Whether in Atlantic Canada, the Netherlands, Iceland or along the eastern seaboard, the environmental planner has witnessed the range of damage done by encroaching tides, storm surges and rising water levels in coastal communities now increasingly vulnerable to oceans in flux.
The tally of losses includes everything from the ordinary to the exceptional: a newly built boardwalk swamped by swelling tides in western Newfoundland; drowned forests; a wharf submerged during the highest tides in a seaside Nova Scotia village, where rising water levels now encroach on historic shoreline buildings — often the heart of coastal towns now at increasing risk of tidal and storm surge flooding. Or the impact on her hometown of Halifax, where potent hurricanes have sent water surging onto the city’s picturesque shoreline, damaging buildings, ripping up wharfs and flooding a road that feeds traffic into the downtown core, despite seawalls meant to fend off the rising tides.
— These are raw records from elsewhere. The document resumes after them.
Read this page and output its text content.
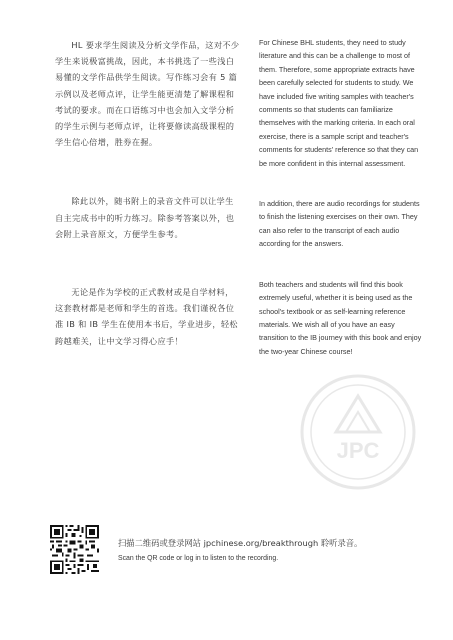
HL 要求学生阅读及分析文学作品，这对不少学生来说极富挑战，因此，本书挑选了一些浅白易懂的文学作品供学生阅读。写作练习会有 5 篇示例以及老师点评，让学生能更清楚了解课程和考试的要求。而在口语练习中也会加入文学分析的学生示例与老师点评，让将要修读高级课程的学生信心倍增，胜券在握。

除此以外，随书附上的录音文件可以让学生自主完成书中的听力练习。除参考答案以外，也会附上录音原文，方便学生参考。

无论是作为学校的正式教材或是自学材料，这套教材都是老师和学生的首选。我们谨祝各位准 IB 和 IB 学生在使用本书后，学业进步，轻松跨越难关，让中文学习得心应手！

For Chinese BHL students, they need to study literature and this can be a challenge to most of them. Therefore, some appropriate extracts have been carefully selected for students to study. We have included five writing samples with teacher's comments so that students can familiarize themselves with the marking criteria. In each oral exercise, there is a sample script and teacher's comments for students' reference so that they can be more confident in this internal assessment.

In addition, there are audio recordings for students to finish the listening exercises on their own. They can also refer to the transcript of each audio according for the answers.

Both teachers and students will find this book extremely useful, whether it is being used as the school's textbook or as self-learning reference materials. We wish all of you have an easy transition to the IB journey with this book and enjoy the two-year Chinese course!

JPC
扫描二维码或登录网站 jpchinese.org/breakthrough 聆听录音。
Scan the QR code or log in to listen to the recording.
For Dr. Manuel, a professor at Dalhousie University’s School of Planning, they are all just signs of the growing threat posed by sea level rise and the pressing need for coastal communities to prepare for it. “Tides are reaching further in land at their highest extent," she says. "The tidal zone is moving land-ward and that means that areas where the tide had not previously reached are now being inundated."